Under the multi-year agreement, Akanda will supply Tetra with high-quality, premium THC and CBD flower, and will provide regulatory, quality and pharmaceutical manufacturing services for the QIXLEEFTM clinical drug development and marketing authorization from its Portugal operations. The supply of the active pharmaceutical ingredient starts in [the third quarter of] 2022 and is anticipated to increase incrementally over the succeeding years based on growing demand and commercializing of Tetra’s cannabinoid-derived medicines.
Akanda will provide Tetra with a range of services, including regulatory affairs, quality control and stability testing through Akanda’s internal lab, as well as manufacturing capabilities. Upon FDA approval, the anticipated supply commitments could reach [over 10 metric tonnes] per year.
Tetra, a leader in drug discovery and development for cannabinoid-based medicines, is focusing on therapeutic areas of inflammation, pain, ophthalmology and oncology through a robust pipeline using multiple delivery systems.
“This supply agreement with Tetra is a major milestone in Akanda’s journey in becoming a cannabis platform company serving all regulated markets in the EMEA region,” commented Tej Virk, CEO of Akanda. “In supporting a terrific partner with a mission to improve patient health and quality of life though cannabinoid-derived medicine, we are demonstrating that cannabis can fit into the traditional public sector model, with the expectation of reimbursement. Simultaneously, we are productively utilizing our diverse capabilities to support clinical trials for pharma grade cannabinoids. If approved, we expect to provide flower for the authorized compound, potentially creating a significant, incremental revenue stream for Akanda. This opportunity could only have been possible with our state-of-the-art facilities that we gained through the acquisition of Holigen in May.”
“This collaboration transitions our Sintra facility into a global CDMO for cannabinoid-based pharmaceuticals as we build up our internal laboratory capacity and manufacturing under EU GMP,” commented Dr. Akkar-Schenkl, President of Akanda. “Together with Tetra we are aiming to become the ambassadors for cancer pain treatment. The pharmaceutical grade flower and the level of pharmaceutical excellence in manufacturing, quality operations and regulatory affairs we will be providing into these projects is our fundamental commitment to worldwide palliative care in pain treatment in the field of oncology. The bioburden quality of the flower we will be providing for this delicate patient population can only be managed under stringent manufacturing conditions, special regulatory and pharmaceutical know-how.”
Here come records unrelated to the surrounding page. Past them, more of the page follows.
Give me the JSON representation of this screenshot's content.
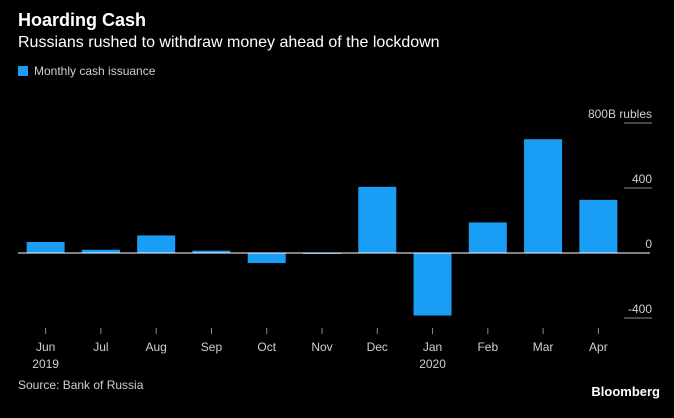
{
  "header": {
    "title": "Hoarding Cash",
    "subtitle": "Russians rushed to withdraw money ahead of the lockdown"
  },
  "legend": {
    "label": "Monthly cash issuance"
  },
  "footer": {
    "source": "Source: Bank of Russia",
    "brand": "Bloomberg"
  },
  "colors": {
    "bar": "#1a9ef5",
    "background": "#000000",
    "zero_line": "#ffffff",
    "tick_text": "#cfcfcf"
  },
  "chart_data": {
    "type": "bar",
    "categories": [
      "Jun",
      "Jul",
      "Aug",
      "Sep",
      "Oct",
      "Nov",
      "Dec",
      "Jan",
      "Feb",
      "Mar",
      "Apr"
    ],
    "year_labels": [
      "2019",
      "",
      "",
      "",
      "",
      "",
      "",
      "2020",
      "",
      "",
      ""
    ],
    "series": [
      {
        "name": "Monthly cash issuance",
        "values": [
          68,
          20,
          108,
          14,
          -62,
          -5,
          407,
          -385,
          188,
          700,
          327
        ]
      }
    ],
    "ylim": [
      -420,
      880
    ],
    "yticks": [
      {
        "value": 800,
        "label": "800B rubles"
      },
      {
        "value": 400,
        "label": "400"
      },
      {
        "value": 0,
        "label": "0"
      },
      {
        "value": -400,
        "label": "-400"
      }
    ],
    "ylabel": "",
    "xlabel": "",
    "grid": false,
    "legend_position": "top-left",
    "y_axis_side": "right"
  }
}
“Tetra has been looking for quite a while to find a Global strategic CDMO partner, and we believe that Akanda is a perfect fit from a vision standpoint. This partnership will allow Tetra to secure a robust and trustable source for its clinical drug supply and for QIXLEEF™ commercialization plans. Aside from quality, Akanda will rapidly automate our process and increase our capacity, resulting in a 67% reduction of our cost of goods sold (COGS),” commented Guy Chamberland, M.Sc., Ph.D., Chief Executive Officer and Chief Regulatory Officer at Tetra. “Establishing a defined source of high-quality ingredients is important for Tetra, and we are excited to advance a productive collaboration with Akanda as we advance target drugs through the regulatory process.”